A Study in Scarlet,
The Sign of the Four,
The Adventures of Sherlock Holmes:
I wasn’t very much interested in reading any of the Sherlock Holmes stories, apart from the Hound of the Baskervilles, which I read on a whim maybe a year ago and found underwhelming. That story’s constant suggestions that the answers laid in the realm of the supernatural were more irritating than anything, but then I saw the new Guy Ritchie adaptation, which did quite the same thing to entertaining effect, and decided to give the detective another go (imagining him to be Robert Downey Jr. all the while).
A Study in Scarlet is really a prequel to the stories, and a great idea for a first novel – to treat one’s protagonist as an established force, a genius in the imaginary present, and then head backwards in time to tell a story from his earlier days as an earnest student of his craft. The Sign of the Four, I’d advise you to skip. It’s not bad at all, but Sherlock Holmes really belongs in the format of the short story. There is a formula to them, and they do have a bit of a dimestore novel touch, but you can hardly regret reading at least one volume.

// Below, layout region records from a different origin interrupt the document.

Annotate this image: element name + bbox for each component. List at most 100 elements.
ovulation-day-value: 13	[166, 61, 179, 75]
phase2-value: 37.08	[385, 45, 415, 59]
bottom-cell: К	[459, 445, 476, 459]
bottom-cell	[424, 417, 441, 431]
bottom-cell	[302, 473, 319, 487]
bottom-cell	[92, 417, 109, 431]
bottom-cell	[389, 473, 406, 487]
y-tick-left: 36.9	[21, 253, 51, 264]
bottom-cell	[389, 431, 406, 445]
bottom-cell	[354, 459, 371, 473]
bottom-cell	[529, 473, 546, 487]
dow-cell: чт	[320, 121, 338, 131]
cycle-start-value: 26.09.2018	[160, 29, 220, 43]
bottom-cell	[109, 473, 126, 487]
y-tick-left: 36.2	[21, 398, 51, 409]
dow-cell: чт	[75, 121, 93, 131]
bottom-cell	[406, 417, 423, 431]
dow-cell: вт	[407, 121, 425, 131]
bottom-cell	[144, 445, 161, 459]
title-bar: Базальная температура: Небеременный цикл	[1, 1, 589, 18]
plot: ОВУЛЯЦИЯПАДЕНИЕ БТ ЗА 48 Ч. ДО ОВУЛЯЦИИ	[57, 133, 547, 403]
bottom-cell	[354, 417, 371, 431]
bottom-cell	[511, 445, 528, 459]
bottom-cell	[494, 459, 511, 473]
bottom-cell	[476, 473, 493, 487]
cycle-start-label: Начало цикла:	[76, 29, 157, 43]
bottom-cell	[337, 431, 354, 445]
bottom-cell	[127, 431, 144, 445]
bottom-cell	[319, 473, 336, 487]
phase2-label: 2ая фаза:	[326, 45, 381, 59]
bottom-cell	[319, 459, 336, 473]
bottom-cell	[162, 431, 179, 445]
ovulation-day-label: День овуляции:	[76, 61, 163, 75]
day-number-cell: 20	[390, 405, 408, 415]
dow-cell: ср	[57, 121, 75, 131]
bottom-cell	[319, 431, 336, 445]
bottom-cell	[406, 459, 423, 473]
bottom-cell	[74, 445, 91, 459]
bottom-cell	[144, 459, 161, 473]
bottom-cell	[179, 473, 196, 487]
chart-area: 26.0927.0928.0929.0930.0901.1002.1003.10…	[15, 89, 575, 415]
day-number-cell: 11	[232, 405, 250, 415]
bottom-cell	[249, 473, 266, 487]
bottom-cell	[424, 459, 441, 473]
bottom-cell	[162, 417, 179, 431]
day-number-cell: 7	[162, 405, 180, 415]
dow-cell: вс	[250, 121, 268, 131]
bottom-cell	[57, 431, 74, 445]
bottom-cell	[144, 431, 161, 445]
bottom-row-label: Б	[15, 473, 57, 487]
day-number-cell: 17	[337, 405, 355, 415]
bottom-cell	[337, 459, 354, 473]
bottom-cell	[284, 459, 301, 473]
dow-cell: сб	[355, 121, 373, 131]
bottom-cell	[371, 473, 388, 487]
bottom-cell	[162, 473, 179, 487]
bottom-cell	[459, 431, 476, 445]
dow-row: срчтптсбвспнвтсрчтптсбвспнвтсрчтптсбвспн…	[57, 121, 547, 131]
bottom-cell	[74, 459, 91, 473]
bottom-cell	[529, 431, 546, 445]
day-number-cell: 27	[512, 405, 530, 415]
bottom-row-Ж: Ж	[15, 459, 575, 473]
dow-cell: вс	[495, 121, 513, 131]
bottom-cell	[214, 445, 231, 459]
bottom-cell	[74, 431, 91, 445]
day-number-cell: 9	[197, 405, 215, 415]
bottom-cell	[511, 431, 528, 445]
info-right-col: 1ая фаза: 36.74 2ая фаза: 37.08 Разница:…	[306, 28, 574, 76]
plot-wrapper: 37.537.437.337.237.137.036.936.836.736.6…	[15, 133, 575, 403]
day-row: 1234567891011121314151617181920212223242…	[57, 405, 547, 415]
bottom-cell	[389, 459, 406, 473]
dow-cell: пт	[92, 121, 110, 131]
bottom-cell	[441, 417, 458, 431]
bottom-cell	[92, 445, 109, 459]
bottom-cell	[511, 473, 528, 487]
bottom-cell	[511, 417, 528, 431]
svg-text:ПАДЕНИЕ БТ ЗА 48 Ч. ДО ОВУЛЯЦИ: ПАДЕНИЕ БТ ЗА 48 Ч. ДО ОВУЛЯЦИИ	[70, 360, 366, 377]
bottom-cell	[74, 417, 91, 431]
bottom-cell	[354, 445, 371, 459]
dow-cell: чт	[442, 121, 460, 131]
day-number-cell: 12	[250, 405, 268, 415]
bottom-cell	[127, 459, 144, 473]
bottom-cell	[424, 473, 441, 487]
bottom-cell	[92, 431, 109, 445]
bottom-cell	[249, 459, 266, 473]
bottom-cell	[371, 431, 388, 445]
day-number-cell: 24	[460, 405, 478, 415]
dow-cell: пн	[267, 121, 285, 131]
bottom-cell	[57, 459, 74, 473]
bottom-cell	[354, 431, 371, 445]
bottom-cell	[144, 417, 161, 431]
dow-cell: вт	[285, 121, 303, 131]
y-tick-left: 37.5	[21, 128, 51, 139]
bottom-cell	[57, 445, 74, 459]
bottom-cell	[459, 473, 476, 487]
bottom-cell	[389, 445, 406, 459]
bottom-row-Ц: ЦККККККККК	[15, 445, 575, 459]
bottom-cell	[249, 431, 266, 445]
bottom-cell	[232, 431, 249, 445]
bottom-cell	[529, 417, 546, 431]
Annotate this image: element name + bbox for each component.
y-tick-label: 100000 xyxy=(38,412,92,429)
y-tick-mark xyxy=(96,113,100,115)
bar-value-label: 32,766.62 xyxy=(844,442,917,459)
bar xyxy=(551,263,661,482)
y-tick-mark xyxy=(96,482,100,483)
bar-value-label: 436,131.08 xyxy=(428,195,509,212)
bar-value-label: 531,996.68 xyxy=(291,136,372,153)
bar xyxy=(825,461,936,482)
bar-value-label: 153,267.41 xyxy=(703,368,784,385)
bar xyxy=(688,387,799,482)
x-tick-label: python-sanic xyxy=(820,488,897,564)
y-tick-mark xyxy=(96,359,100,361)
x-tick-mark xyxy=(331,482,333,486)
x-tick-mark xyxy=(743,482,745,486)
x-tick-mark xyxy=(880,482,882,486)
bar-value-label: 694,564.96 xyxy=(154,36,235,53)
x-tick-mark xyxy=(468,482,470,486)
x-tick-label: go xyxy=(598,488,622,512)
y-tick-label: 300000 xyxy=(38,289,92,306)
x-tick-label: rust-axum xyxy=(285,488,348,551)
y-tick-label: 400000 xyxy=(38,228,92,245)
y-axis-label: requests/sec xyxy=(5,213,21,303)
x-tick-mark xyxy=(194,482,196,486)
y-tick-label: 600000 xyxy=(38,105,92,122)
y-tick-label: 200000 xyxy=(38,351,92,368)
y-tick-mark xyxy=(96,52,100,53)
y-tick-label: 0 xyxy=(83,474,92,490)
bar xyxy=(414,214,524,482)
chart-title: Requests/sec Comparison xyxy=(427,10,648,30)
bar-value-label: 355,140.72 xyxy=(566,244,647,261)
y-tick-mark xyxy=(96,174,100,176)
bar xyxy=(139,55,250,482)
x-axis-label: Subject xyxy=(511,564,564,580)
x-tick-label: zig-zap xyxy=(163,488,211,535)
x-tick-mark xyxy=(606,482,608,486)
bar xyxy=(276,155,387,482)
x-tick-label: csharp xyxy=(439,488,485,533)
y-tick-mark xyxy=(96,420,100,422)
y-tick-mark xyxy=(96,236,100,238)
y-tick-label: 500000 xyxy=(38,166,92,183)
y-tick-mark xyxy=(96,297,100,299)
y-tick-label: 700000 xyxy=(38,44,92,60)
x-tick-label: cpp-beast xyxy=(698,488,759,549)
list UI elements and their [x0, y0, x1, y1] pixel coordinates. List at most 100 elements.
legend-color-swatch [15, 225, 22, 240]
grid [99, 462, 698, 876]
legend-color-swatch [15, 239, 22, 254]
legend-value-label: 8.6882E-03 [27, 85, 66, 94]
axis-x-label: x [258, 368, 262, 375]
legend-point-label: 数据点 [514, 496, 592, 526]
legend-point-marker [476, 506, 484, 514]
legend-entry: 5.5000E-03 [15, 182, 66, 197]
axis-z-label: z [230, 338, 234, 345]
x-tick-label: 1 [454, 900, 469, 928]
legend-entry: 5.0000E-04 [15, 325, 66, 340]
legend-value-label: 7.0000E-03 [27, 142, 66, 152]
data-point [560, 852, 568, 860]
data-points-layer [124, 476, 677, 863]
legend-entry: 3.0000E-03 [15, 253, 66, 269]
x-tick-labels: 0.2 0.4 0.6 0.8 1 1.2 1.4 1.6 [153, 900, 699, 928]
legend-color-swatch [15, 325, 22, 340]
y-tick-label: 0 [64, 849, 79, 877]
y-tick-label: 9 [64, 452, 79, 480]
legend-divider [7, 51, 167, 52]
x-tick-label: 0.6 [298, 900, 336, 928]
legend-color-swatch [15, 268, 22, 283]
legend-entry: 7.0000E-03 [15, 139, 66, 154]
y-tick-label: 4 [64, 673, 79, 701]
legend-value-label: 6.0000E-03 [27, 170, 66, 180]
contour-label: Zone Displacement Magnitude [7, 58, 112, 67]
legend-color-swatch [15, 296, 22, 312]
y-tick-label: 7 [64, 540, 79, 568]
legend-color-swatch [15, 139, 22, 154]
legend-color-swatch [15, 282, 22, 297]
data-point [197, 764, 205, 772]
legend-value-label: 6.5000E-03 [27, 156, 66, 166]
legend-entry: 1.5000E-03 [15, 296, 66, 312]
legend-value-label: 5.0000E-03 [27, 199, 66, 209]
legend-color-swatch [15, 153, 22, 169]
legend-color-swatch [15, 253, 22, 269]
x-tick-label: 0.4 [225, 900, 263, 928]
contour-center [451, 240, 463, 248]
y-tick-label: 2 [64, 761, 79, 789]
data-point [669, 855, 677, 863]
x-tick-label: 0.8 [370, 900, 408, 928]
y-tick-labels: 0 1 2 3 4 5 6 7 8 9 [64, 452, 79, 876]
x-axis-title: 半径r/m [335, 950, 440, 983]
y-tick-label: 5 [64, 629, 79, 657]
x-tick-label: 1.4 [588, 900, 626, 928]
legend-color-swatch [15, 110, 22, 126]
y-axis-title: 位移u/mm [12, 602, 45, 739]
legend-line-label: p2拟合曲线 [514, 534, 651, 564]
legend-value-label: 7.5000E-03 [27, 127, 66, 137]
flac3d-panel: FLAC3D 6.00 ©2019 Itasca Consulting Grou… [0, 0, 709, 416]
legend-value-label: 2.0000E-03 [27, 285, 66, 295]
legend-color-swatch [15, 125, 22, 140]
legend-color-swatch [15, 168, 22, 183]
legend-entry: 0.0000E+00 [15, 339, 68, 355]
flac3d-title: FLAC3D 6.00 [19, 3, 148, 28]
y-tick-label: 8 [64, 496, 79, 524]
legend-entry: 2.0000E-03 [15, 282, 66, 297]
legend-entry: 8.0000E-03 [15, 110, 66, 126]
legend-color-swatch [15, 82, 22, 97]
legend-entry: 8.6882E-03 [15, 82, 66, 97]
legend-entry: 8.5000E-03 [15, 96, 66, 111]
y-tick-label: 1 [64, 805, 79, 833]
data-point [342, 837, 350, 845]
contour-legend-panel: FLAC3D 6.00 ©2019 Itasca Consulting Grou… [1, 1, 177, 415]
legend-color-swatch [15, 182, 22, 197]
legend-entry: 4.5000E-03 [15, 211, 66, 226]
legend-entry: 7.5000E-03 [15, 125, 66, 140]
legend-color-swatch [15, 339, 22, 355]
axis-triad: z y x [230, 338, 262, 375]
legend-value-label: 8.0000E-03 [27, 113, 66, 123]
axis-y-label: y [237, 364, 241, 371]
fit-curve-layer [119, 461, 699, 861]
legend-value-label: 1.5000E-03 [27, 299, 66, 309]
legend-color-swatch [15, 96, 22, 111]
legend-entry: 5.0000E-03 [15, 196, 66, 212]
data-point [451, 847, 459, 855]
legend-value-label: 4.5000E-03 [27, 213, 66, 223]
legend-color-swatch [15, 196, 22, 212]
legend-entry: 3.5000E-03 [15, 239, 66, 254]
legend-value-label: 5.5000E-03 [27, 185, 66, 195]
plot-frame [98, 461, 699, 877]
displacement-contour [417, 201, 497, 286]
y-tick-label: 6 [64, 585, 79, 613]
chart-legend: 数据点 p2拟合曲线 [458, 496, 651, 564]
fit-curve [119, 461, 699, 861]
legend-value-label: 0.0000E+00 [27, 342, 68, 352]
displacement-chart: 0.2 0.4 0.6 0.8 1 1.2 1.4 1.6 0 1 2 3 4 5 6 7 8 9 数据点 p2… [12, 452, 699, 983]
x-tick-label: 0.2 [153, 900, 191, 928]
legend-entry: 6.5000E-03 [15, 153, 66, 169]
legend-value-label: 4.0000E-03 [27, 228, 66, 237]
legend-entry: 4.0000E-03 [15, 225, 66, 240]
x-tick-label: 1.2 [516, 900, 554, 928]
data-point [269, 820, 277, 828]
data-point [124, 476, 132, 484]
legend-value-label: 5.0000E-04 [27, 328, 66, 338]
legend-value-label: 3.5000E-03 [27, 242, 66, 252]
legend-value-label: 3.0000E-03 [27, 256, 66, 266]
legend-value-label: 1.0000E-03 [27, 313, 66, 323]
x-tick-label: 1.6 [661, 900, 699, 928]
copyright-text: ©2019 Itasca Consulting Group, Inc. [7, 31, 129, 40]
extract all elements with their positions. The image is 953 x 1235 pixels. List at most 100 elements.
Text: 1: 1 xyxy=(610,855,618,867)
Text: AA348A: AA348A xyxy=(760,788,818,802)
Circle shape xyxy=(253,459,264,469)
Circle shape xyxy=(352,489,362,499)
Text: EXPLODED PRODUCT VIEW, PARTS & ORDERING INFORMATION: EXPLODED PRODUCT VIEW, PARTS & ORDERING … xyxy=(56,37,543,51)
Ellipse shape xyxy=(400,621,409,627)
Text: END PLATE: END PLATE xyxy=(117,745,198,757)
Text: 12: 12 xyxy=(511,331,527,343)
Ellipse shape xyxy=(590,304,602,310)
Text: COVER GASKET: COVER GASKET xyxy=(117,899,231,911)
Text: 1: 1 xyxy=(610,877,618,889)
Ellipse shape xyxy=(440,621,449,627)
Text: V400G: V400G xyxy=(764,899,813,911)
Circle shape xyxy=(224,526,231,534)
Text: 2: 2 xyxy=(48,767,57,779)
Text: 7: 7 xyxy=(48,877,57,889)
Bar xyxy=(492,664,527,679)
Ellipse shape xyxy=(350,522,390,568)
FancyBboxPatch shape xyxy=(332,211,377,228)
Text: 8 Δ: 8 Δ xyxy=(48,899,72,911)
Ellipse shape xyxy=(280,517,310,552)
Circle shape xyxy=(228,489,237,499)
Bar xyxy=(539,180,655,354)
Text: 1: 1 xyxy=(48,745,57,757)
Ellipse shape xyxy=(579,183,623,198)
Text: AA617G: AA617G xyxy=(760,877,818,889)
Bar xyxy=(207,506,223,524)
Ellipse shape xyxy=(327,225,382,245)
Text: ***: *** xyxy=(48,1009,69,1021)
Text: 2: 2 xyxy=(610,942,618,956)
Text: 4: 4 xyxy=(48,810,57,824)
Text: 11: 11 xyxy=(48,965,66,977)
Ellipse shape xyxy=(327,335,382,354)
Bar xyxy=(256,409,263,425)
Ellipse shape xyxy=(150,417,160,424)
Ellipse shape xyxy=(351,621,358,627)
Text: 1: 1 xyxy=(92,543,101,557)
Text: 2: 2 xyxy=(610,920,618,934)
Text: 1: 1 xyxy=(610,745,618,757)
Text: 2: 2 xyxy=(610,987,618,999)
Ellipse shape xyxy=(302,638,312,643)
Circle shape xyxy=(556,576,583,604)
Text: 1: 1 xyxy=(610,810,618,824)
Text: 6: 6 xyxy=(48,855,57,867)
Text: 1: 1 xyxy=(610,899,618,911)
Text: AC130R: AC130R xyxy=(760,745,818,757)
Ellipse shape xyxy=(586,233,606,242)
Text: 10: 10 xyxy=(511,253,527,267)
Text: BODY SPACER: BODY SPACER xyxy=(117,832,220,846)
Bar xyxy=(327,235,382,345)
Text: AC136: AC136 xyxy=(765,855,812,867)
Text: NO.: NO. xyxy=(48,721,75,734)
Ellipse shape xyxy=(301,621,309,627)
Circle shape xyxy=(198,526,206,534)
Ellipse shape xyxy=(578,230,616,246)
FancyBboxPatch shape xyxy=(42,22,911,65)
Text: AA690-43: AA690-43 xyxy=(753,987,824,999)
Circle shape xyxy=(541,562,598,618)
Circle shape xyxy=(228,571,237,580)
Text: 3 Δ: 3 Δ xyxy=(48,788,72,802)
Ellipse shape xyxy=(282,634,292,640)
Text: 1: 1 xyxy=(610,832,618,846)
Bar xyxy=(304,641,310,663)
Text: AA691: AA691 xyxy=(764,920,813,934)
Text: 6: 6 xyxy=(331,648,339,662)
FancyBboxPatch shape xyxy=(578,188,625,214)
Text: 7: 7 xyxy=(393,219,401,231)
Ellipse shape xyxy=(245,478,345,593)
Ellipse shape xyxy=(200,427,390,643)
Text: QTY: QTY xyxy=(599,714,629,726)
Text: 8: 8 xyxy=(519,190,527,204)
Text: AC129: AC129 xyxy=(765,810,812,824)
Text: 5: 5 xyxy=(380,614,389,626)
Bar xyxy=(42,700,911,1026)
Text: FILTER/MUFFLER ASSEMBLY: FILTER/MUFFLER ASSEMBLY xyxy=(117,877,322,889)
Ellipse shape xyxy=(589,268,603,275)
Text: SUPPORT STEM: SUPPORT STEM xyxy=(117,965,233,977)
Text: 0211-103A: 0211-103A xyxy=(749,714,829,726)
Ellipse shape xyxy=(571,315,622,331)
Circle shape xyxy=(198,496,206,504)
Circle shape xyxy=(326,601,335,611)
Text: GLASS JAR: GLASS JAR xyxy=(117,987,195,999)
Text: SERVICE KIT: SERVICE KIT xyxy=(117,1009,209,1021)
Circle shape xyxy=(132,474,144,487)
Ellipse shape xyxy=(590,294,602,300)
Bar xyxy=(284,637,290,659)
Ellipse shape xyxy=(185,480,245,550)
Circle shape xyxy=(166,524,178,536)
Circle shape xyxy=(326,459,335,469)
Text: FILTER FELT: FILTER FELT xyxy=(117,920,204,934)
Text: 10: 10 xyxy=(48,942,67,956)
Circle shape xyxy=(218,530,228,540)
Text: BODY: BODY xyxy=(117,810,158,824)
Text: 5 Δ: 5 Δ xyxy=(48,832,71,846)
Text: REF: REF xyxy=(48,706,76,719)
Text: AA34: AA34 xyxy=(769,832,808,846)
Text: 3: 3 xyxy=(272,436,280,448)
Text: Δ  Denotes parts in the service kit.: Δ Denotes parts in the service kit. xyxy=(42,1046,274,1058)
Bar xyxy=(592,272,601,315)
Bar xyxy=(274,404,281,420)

A great space yarn from the 1930s. This is the reading equivalent of going to a drive-in theatre to watch a science-fiction movie with men in silver suits wielding technology with names such as “ultra waves” and using “ether screens” to deflect attacks. But that movie will surprise you yet with high-budget escapes from flooded alien planets, large-scale space warfare, and the creation of the human race’s most powerful weapon.
The Thirty-Nine Steps:
With all the other trashy fiction already committed, I figured I should throw in a spy novel about an innocent man on the run for a murder he didn’t commit, framed by shadowy figures with a plot to throw the world into chaos. This is real pulp fiction country, where characters cross paths in the most unlikely of places, at the most convenient of times, and you’re expected to take it all in without any movement of the eyebrows. Accept it on its terms, and this is as much fun as watching North by Northwest.
A sort of sequel to The Thirty-Nine Steps, with John Buchan bringing that novel’s Richard Hannay back into another fine situation where he has to save the world from a German plot, except this time the novel’s twice as long, and he has multiple companions on his journey. Marvel as they separate and reunite many times across Europe through the power of coincidence. I enjoyed this enough, but will be taking a break before I read the remaining three Richard Hannay novels I’ve got.
Botchan (Master Darling):
A good-for-nothing young man with no particular talents, recently graduated, is sent into the Japanese countryside to teach although he has no talent for it. There, he faces political entanglement in the office and defiant opposition from students. Sounds like your typical JET story, except it’s the early 20th century, and this is one of Japan’s most beloved morality tales. Apparently, most Japanese encounter this novel as children, which I think is fantastic as it covers death, eating ramen, and dealing with the bullshit of others.
The Remains of the Day:
English butler goes on road trip in the 1950s, fondly remembers his old employer and some thirty years of service, while on the way to meet an old housekeeper he hasn’t seen in 20 years. Does he love her? Can he still polish silverware? Is the Japanese-born author’s ethnicity visible through the perfect period writing at any time? It’s almost implausible that such subject matter could be woven into the kind of story that resists the insertion of a bookmark, but Ishiguro is an amazing talent and this the best book I’ve read in a long while.